Hoje em dia é possível escolher qualquer restaurante. O transporte é
fácil e barato. Em meia hora, um entregador de bicicleta traz o pedido.
Ele terá ficado a noite inteira atento ao celular para ver se entravam
pedidos. Pela entrega, receberá cerca de seis euros pelo mau tempo, em
vez dos quase cinco habituais. Não tem contrato de trabalho. É autônomo.
Nenhum acordo setorial o protege,
ao contrário do que acontece com outros mensageiros assalariados de
empresas tradicionais. Se tiver um acidente, as despesas serão por sua
conta. Pedir comida em casa é um dos confortos da vida moderna. E o serviço
está cada vez mais eficiente. Não importa que o restaurante escolhido
não tenha serviço de entrega. É possível pedir de tudo, não apenas a
típica pizza ou comida chinesa, e a preço acessível, apenas clicando no celular. Como dizia Evan Williams, cofundador do Twitter,
se a Internet oferece uma coisa, é “conveniência”: “Torna os desejos
humanos mais fáceis de alcançar porque as coisas são muito rápidas e não
há tempo para pensar demais”. É esse “você quer, você tem”, tão simples
que procurar uma alternativa parece uma complicação desnecessária. A tecnologia multiplicou os serviços que nos facilitam a vida. Mas
por trás dessa comodidade se escondem dilemas. O arco de empresas que se
dedicam à chamada economia gig economy (economia sob demanda) é muito amplo. A Amazon
é capaz de enviar quase qualquer produto em poucas horas, mas seus
críticos advertem que é uma ameaça ao comércio tradicional. O Airbnb,
que permite que turistas se hospedem em apartamentos para se sentirem
como em casa, é apontado como uma das causas do aumento dos preços dos
aluguéis. No transporte e na distribuição, empresas como Deliveroo,
Glovo, Uber e Cabify,
para citar algumas, revolucionaram o setor à custa de condições de
trabalho que levantam problemas. Até agora, a resistência a essas
iniciativas vem principalmente de concorrentes (motoristas de táxi,
hotéis, serviços de empresas de logística...), não dos consumidores.

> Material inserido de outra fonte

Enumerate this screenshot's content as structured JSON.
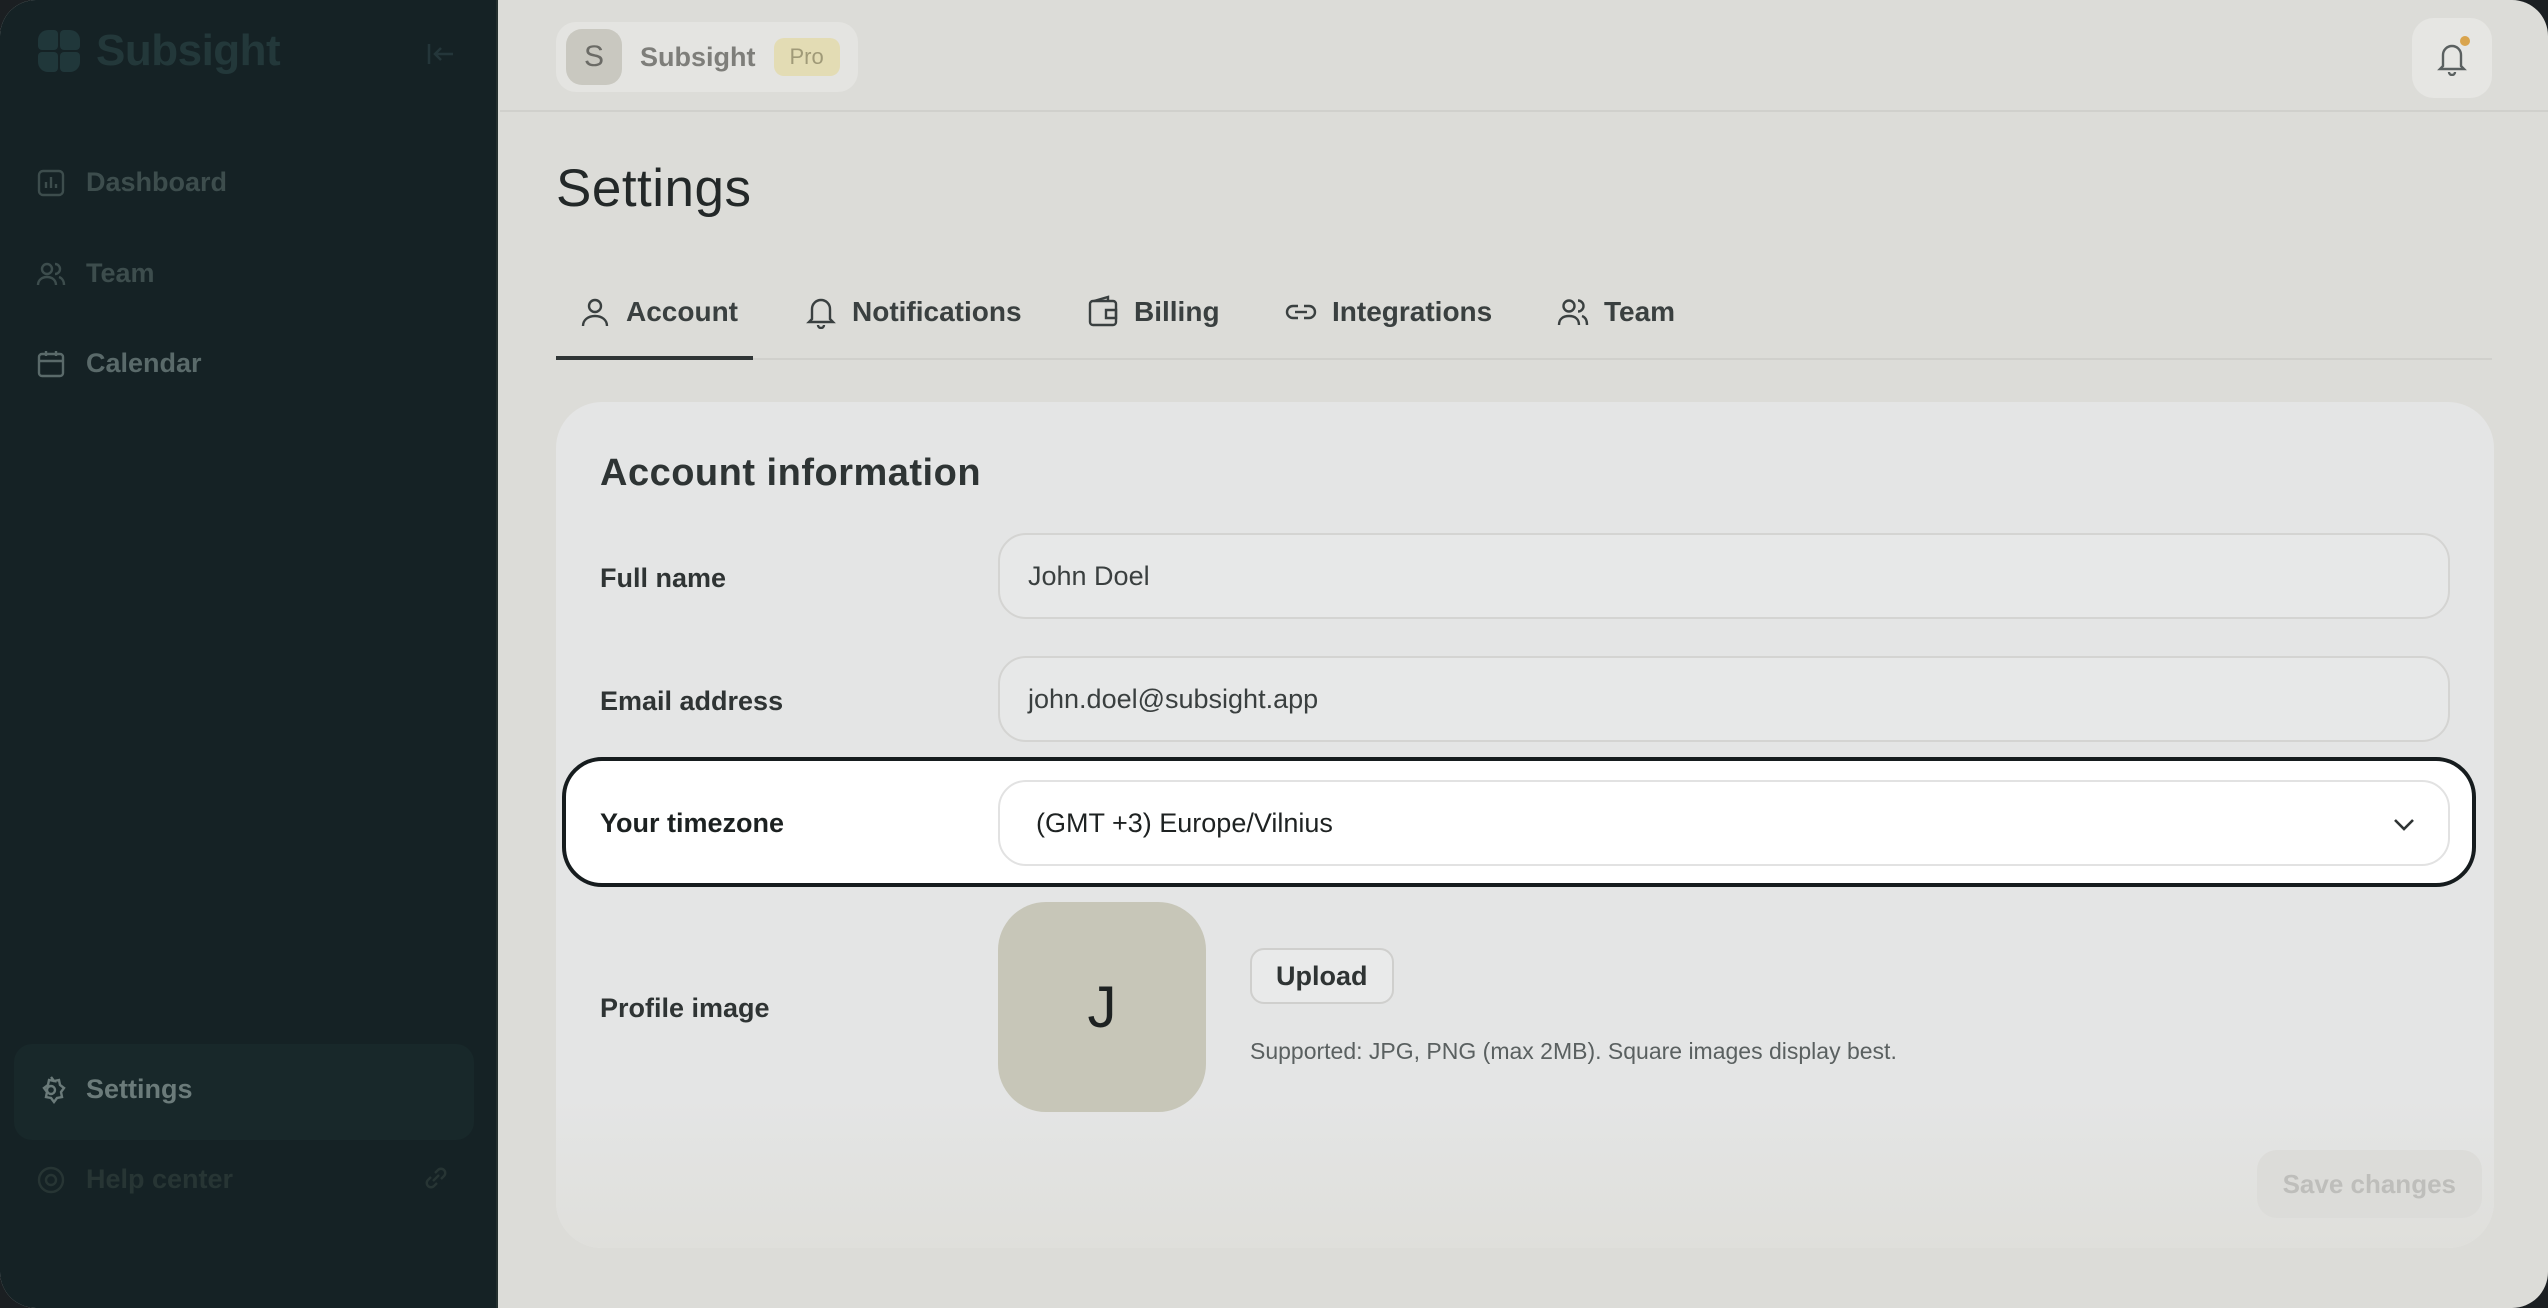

Para entender o problema, vamos analisar sua natureza. Tradicionalmente, a maioria desses novos negócios foi classificada como economia colaborativa.
Mas eles não funcionam da mesma forma. As aparências enganam. Este
termo, que começou a se popularizar em 2010 com livros como O que É Meu É
Seu, de Rachel Botsman, não coincide exatamente com o modo de trabalhar
de muitas dessas empresas. Além disso, às vezes acontece que em um
mesmo site há transações que são mais ou menos colaborativas: um
particular que aluga sua casa no Airbnb durante suas férias não é a
mesma coisa que outro que oferece cinco apartamentos durante o ano todo.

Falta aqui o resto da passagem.